Anscheinend erzählt Apple den Kunden, die über das Eindringen in ihre Privatsphäre besorgt sind, dass sie eine der Kernfunktionen seiner Plattform nicht nutzen sollen: die Möglichkeit, auf einem Gerät befindliche Fotos in der Cloud zu speichern, sodass sie auf allen anderen Geräten angesehen und genutzt werden können. Anders gesagt: Mit der Initiative zur Durchsuchung nach Darstellungen von Kindesmissbrauch zerstört Apple seine eigene Technik.

Unterdessen verteidigt Apple seine Pläne in einer innerbetrieblichen Mitteilung, die Nachrichtenmedien zugespielt wurde. Darin wird behauptet, dass der breite Widerstand das Ergebnis von „Missverständnissen“ sei. Während in der Mitteilung gesagt wird, es gebe viele „positive Rückmeldungen“, enthält sie auch eine Anmerkung der NCMEC, in der es heißt: „Wir wissen, dass die kommenden Tage von dem Geschrei der Minderheit erfüllt sein werden.“

Abgesehen von der Betrachtung aus technischer und nutzerbasierter Sicht gliedert sich der politische Inhalt von Apples Eingriff in die Privatsphäre vollständig in ein rechtes, parteiübergreifendes Gesetz ein, das vom Rechtsausschuss des US-Senats im März 2020 auf den Weg gebracht wurde, um angeblich die „Ausbeutung von Kindern online“ zu stoppen.

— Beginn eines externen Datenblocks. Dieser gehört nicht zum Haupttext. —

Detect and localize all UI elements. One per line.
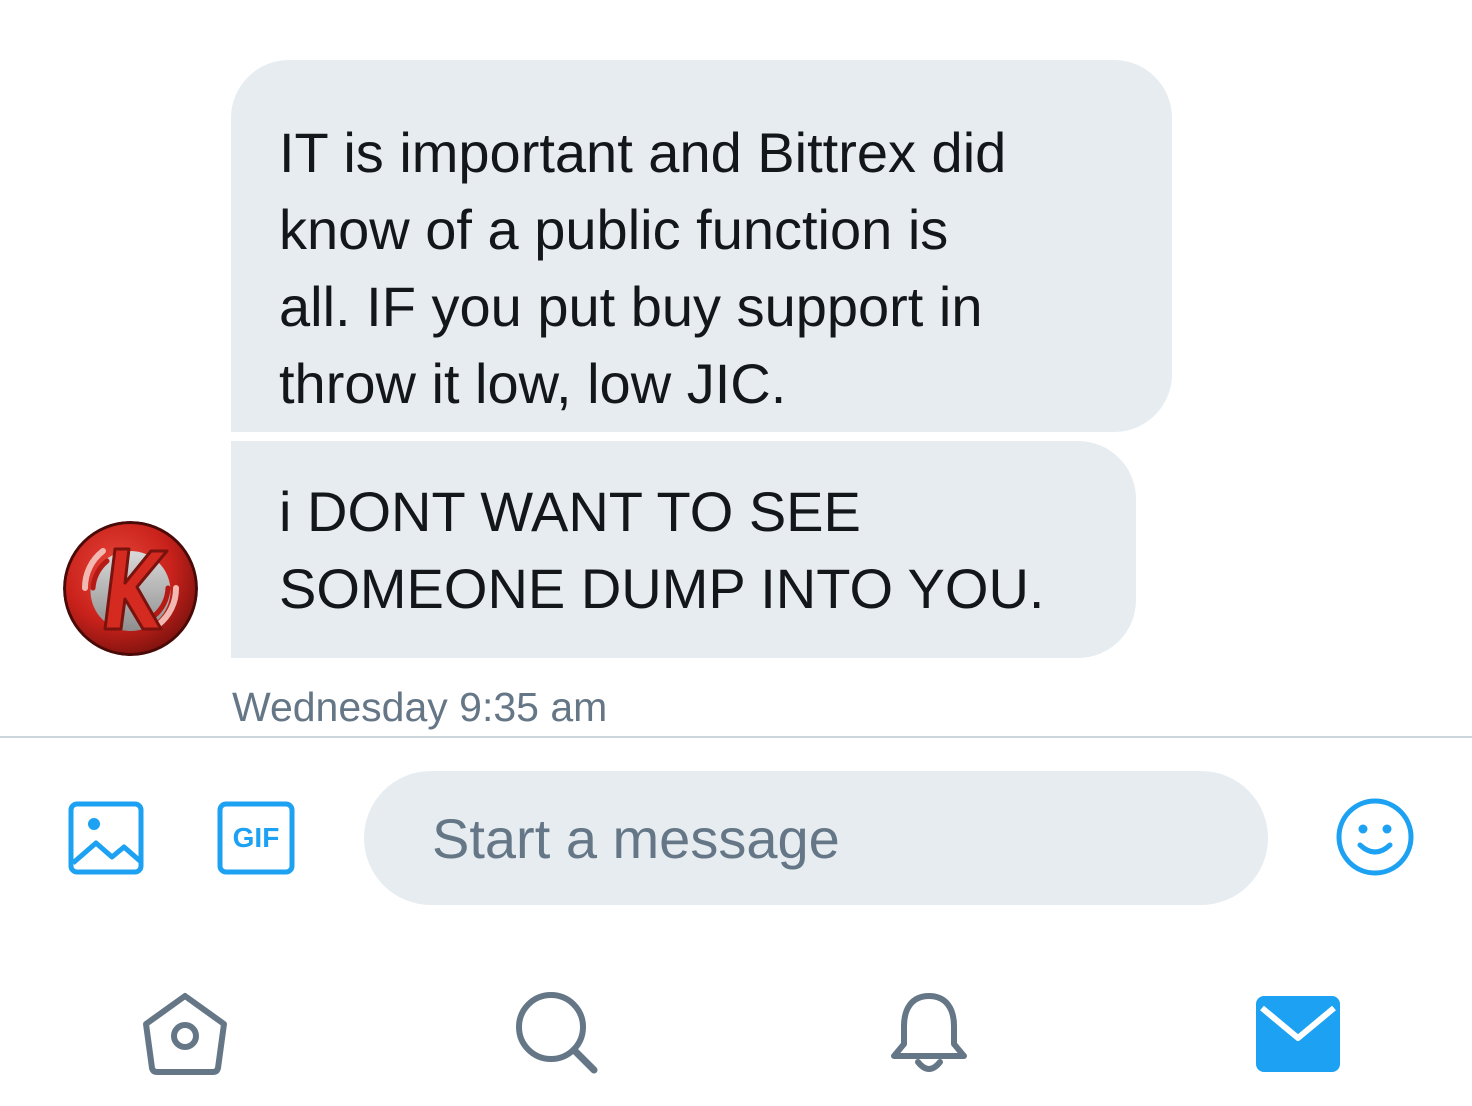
sender-avatar[interactable] [63,521,198,656]
bottom-tab-bar [0,960,1472,1106]
message-input[interactable] [364,771,1268,905]
emoji-button[interactable] [1335,797,1415,877]
tab-search[interactable] [514,990,600,1076]
tab-home[interactable] [140,990,230,1076]
bell-icon [891,993,967,1072]
gif-icon: GIF [217,801,295,875]
message-thread[interactable]: IT is important and Bittrex did know of … [0,0,1472,737]
message-bubble[interactable]: i DONT WANT TO SEE SOMEONE DUMP INTO YOU… [231,441,1136,658]
message-timestamp: Wednesday 9:35 am [232,684,608,730]
smiley-icon [1336,798,1414,876]
message-bubble[interactable]: IT is important and Bittrex did know of … [231,60,1172,432]
tab-messages[interactable] [1256,996,1340,1072]
search-icon [516,992,598,1074]
tab-notifications[interactable] [886,990,972,1076]
dm-conversation-screen: IT is important and Bittrex did know of … [0,0,1472,1106]
gif-label: GIF [233,822,280,853]
image-icon [68,801,144,875]
message-composer: GIF [0,738,1472,938]
envelope-icon [1256,996,1340,1072]
add-photo-button[interactable] [68,801,144,875]
home-icon [143,993,227,1075]
add-gif-button[interactable]: GIF [217,801,295,875]
k-logo-avatar-icon [63,521,198,656]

Das Gesetz mit dem Namen „Gesetz zur Eliminierung missbräuchlicher und grassierender Verwahrlosung von interaktiven Technologien“ (Eliminating Abusive and Rampant Neglect of Interactive Technologies Act – EARN IT Act), das vom Vorsitzenden des Rechtsausschusses Lindsey Graham (Republikaner aus South Carolina), den Senatoren Richard Blumenthal (Demokrat aus Connecticut), Josh Hawley (Republikaner aus Missouri) und Parlamentarierin Dianne Feinstein (Demokratin aus Kalifornien) vorgestellt wurde, verlangt von Online-Diensteanbietern, dass diese alle Inhalte auf ihren Systemen nach Darstellungen von Kindesmissbrauch überwachen und zensieren, um sich für die Regelungen nach Absatz 230 des „Gesetzes für Anstand in der Kommunikation“ (Communications Decency Act) von 1996 zu qualifizieren. Vereinfacht gesagt definieren diese Regelungen einen Haftungsausschluss für Diensteanbieter, damit sie nicht für die Inhalte ihrer Nutzer haften müssen.

Der Übergang von Apple zu den undemokratischen Maßnahmen des gesamten US-amerikanischen Establishments in der Politik und der Strafverfolgung war vorherzusehen. Der riesige Monopolist und Spitzenreiter an der Wall Street – mit einer Börsenbewertung von gigantischen 2,4 Billionen – ist nicht in der Lage, demokratische Rechte auch nur dem Anschein nach zu wahren und die Garantie gegen unrechtmäßige Durchsuchungen und Beschlagnahmungen aus dem vierten Zusatzartikel der Verfassung der USA zu verteidigen.